As for SIRI, out-of-the-money $2.00 LEAPS were once the stuff dreams were made of. To some extent, they still are. However, there's a certain allure to buying relatively cheap out-of-the-money calls on a stock like SIRI. It offers the illusion of massive richs if you're correct. I usually tend to urge caution with this strategy, but throwing a few dollars a month for the next few months at SIRI January 2013 $2, $2.50, and $3.00 LEAPS call options doesn't give me indigestion.
(Quotes courtesy of Yahoo! Finance - Click to enlarge)

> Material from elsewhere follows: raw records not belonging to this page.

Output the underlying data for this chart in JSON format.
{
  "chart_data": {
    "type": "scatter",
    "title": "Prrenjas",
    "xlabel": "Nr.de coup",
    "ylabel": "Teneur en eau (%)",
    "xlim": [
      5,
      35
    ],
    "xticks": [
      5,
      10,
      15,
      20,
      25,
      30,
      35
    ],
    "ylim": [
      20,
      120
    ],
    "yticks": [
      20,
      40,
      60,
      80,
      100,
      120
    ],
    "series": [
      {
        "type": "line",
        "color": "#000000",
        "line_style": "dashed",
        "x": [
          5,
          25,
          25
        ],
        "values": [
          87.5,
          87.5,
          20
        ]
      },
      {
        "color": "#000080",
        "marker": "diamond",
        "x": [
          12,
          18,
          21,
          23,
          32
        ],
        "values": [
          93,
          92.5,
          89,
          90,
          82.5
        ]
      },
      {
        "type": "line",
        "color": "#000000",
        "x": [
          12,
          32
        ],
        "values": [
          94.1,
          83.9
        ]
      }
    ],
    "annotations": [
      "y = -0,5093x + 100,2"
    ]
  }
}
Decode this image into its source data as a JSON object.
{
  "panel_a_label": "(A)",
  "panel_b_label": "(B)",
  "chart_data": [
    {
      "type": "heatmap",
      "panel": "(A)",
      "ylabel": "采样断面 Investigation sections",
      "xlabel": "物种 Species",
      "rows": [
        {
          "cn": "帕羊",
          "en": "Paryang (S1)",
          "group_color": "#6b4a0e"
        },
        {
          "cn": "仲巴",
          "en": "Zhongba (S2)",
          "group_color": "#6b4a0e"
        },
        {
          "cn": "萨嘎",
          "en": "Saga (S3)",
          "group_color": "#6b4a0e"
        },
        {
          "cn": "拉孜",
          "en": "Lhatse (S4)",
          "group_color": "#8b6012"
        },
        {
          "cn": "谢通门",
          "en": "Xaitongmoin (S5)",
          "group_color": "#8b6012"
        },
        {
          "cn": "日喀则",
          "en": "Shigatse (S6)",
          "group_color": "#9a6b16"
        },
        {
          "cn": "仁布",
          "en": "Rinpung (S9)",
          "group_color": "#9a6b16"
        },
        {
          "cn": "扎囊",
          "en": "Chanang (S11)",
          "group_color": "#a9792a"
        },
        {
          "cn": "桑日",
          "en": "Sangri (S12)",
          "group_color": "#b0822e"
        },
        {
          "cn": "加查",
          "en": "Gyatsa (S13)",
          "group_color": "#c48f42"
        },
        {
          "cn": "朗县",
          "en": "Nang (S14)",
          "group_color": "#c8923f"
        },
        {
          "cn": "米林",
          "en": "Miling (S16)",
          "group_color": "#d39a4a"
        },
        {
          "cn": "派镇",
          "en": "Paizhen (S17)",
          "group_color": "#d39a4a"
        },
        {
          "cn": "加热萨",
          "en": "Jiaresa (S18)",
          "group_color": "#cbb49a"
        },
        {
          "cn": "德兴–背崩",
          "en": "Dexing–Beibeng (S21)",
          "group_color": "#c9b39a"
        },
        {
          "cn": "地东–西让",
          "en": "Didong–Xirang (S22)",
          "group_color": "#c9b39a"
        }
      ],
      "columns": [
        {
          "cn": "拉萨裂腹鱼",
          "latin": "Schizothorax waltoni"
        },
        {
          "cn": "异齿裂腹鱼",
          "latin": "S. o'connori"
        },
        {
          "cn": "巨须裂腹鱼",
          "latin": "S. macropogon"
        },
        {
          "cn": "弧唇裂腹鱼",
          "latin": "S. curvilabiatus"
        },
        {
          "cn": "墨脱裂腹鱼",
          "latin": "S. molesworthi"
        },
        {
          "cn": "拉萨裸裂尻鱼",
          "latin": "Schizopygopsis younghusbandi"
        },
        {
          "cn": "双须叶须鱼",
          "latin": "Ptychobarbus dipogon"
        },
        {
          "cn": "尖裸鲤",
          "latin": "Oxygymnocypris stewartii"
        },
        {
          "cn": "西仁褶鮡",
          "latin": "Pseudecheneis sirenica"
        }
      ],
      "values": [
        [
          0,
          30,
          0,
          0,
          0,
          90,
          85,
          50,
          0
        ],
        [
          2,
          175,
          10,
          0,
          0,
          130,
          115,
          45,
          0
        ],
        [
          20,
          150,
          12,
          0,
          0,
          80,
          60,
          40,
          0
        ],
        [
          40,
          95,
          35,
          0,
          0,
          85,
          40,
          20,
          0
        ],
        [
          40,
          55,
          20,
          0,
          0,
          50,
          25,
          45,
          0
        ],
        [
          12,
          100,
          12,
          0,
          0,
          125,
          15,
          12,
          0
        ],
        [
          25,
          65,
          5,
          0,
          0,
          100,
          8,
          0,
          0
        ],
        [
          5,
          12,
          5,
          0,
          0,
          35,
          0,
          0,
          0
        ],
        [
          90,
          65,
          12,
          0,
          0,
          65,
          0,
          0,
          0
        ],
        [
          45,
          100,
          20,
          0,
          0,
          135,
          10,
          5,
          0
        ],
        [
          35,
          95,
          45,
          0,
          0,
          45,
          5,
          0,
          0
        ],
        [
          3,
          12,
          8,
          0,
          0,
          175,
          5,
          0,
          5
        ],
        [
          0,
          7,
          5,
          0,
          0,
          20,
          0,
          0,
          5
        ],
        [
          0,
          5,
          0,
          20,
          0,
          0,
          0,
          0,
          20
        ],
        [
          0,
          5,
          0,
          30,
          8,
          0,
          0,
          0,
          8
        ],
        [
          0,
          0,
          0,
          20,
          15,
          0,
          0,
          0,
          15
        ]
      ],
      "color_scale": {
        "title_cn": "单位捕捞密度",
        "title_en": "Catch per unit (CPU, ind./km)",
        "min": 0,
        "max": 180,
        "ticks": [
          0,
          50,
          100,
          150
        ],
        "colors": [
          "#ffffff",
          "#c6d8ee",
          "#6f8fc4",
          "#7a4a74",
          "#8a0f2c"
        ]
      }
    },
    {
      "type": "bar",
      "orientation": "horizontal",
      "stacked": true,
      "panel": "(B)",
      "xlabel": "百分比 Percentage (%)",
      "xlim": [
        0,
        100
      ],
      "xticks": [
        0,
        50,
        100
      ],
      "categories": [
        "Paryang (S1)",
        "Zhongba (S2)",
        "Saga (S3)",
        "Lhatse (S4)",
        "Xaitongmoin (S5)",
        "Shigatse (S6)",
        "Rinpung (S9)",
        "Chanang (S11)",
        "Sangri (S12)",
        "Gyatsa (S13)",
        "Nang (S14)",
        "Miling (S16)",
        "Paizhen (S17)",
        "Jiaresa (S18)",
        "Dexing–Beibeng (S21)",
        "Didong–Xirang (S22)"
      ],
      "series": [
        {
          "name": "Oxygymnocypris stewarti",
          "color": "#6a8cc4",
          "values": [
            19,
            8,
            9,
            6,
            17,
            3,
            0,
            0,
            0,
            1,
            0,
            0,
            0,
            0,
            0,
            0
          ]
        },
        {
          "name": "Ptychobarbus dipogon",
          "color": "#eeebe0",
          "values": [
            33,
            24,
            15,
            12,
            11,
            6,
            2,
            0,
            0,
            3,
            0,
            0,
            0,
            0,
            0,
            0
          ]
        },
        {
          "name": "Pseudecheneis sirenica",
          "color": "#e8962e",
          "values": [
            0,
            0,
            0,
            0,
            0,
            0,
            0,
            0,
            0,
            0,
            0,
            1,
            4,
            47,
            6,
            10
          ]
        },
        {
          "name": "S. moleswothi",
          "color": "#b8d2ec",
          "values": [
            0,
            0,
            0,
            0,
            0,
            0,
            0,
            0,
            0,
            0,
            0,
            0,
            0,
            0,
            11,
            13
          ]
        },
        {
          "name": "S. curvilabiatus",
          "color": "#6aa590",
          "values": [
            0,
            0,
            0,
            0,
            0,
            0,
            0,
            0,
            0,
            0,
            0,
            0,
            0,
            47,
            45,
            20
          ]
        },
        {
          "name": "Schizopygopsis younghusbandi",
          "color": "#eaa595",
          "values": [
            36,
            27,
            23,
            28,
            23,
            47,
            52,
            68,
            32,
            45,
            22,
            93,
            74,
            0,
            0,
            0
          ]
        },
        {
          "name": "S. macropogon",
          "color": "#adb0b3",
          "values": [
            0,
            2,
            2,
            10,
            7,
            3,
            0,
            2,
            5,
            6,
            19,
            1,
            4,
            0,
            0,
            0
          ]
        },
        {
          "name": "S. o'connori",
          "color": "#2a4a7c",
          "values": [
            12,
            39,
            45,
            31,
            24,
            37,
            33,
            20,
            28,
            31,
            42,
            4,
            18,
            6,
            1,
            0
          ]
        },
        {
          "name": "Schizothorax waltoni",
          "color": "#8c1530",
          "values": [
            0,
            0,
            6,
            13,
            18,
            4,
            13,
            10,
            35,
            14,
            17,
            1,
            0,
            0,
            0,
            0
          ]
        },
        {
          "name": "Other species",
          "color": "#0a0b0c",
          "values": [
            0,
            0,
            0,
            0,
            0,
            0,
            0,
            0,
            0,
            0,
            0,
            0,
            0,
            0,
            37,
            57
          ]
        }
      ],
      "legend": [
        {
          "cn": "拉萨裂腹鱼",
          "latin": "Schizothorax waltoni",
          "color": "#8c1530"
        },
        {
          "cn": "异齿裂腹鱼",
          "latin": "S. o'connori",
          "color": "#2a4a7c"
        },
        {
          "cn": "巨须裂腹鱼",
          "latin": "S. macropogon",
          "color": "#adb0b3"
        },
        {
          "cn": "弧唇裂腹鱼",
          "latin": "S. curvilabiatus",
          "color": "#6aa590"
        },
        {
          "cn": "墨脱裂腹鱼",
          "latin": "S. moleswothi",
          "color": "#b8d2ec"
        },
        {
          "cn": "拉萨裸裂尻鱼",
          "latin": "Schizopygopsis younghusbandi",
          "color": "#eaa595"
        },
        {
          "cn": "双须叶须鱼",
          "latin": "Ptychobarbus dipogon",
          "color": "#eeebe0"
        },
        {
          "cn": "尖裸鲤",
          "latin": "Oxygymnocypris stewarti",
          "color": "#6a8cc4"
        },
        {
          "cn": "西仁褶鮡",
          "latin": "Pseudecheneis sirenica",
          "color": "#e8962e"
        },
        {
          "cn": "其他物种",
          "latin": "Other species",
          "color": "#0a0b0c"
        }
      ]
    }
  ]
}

Because time decay does not become a factor until we get into 2012, you have time on your side. If the stock pulls back, you can buy more options. Really, it's not much different from buying the stock itself on a dip. Given the performance Karmazin turned in last week, SIRI's momentum and the upside inherent in future and all-but-guaranteed developments, I have a hard time not seeing SIRI
past the $3.00 level come this time next year. Sadly, while it probably won't be $3.00, I see 3's in RIMM's future as well. Expect the stock to take out the $40 marker prior to the end of the 2011.
Disclosure: I have no positions in any stocks mentioned, but may initiate a long position in SIRI over the next 72 hours.
Additional disclosure: Author may initiate a position, long or short, in AAPL, RIMM, or NFLX at any time.